Indiana Governor Is Latest US Official to Visit Taiwan Amid China Tensions

By Reuters
August 21, 2022 Updated: August 22, 2022

TAIPEI—The governor of Indiana arrived in Taipei on Aug. 21, becoming the latest official from the United States to visit Taiwan and defying pressure from the Chinese regime not to allow such trips.

Gov.
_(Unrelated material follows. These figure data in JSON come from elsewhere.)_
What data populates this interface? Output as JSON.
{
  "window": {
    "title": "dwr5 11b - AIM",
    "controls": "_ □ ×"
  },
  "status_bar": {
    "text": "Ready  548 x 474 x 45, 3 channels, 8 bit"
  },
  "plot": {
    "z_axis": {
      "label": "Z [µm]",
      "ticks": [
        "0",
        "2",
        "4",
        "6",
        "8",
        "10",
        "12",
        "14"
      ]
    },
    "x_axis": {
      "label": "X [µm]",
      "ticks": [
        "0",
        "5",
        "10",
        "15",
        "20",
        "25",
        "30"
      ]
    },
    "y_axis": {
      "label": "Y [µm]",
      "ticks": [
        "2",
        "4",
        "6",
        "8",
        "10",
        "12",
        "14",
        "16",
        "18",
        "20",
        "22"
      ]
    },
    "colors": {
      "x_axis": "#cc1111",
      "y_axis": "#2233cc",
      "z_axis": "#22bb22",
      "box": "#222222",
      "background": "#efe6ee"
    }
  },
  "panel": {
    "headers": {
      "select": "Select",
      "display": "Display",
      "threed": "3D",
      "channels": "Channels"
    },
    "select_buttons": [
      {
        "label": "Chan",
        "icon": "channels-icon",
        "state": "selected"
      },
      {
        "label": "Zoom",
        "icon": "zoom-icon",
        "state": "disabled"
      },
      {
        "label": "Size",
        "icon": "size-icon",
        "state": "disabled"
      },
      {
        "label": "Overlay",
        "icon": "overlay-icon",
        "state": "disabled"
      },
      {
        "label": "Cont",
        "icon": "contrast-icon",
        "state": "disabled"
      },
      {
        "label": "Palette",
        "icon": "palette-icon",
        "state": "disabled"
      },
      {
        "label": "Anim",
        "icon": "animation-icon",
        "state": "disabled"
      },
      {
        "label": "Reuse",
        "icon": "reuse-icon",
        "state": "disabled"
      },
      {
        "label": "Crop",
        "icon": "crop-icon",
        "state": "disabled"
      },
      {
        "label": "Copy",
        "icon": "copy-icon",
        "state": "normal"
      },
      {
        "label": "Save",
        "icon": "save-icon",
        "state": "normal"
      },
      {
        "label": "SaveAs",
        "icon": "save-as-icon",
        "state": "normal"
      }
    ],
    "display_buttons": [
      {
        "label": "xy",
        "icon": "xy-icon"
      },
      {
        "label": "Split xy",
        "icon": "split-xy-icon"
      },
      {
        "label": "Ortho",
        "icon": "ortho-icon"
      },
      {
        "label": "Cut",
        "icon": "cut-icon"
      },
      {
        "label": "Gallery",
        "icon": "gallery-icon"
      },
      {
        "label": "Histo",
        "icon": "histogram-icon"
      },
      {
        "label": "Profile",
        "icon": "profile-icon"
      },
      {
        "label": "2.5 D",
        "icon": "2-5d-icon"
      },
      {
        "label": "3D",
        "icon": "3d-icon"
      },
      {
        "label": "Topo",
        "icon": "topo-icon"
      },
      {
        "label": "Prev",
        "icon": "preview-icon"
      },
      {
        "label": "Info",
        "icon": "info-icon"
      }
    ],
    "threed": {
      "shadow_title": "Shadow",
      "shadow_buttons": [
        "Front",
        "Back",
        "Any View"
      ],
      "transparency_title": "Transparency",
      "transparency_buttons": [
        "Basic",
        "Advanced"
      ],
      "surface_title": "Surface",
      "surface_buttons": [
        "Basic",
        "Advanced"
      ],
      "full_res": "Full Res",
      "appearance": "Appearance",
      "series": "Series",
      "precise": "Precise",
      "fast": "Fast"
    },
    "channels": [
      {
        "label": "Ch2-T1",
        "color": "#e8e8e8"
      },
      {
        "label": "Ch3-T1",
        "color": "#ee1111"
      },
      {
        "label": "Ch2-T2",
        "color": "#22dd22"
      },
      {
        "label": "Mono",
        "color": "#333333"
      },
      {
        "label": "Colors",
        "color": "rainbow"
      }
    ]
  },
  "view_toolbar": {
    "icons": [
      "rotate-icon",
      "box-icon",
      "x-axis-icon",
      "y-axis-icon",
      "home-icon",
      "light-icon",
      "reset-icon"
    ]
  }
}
Eric Holcomb wrote on Twitter that he would also be visiting South Korea, while Taiwan’s presidential office said he would meet with President Tsai Ing-wen on Aug. 22.

“I’m energized to spend this week building new relationships, reinforcing longtime ones, and strengthening key sector partnerships with Taiwan and South Korea,” Holcomb wrote on Twitter.

He termed his visit to Taiwan and South Korea an “economic development trip,” saying he was the first U.S. governor to come to Taiwan since the COVID-19 pandemic began more than two years ago

The Chinese communist regime, which claims democratically governed Taiwan as its territory over the Taipei government’s strong objections, has been carrying out war games and drills near Taiwan since U.S. House Speaker Nancy Pelosi led a group of Congress members on a two-day visit to the island nation earlier this month. Last week, a second group of U.S. lawmakers visited Taiwan.

There was no immediate response from the Chinese regime to his arrival.

“Our delegation will spend this week meeting with government officials, business leaders, and academic institutions to further strengthen Indiana’s economic, academic and cultural connections with Taiwan and South Korea,” Holcomb wrote in a tweet.

Taiwan’s Foreign Ministry said he also would meet with representatives from Taiwanese semiconductor companies, although it gave no details, and would sign various trade and technology memorandums of understanding.

Taiwan is home to the world’s largest contract chip maker, Taiwan Semiconductor Manufacturing Co. Ltd. (TSMC), which is building a $12 billion plant in Arizona.

The Chinese regime says Taiwan is the most important and sensitive issue in its relations with Washington, and that it considers anything to do with the island an internal issue.

Taiwan’s government says that since the People’s Republic of China (PRC) has never ruled the island, it has no right to claim it, and only Taiwan’s 23 million people can decide their future.

China’s military drills have been continuing around Taiwan, although on a smaller scale than the war games conducted immediately after the trip by Pelosi, who is the highest-level U.S. official to visit in decades.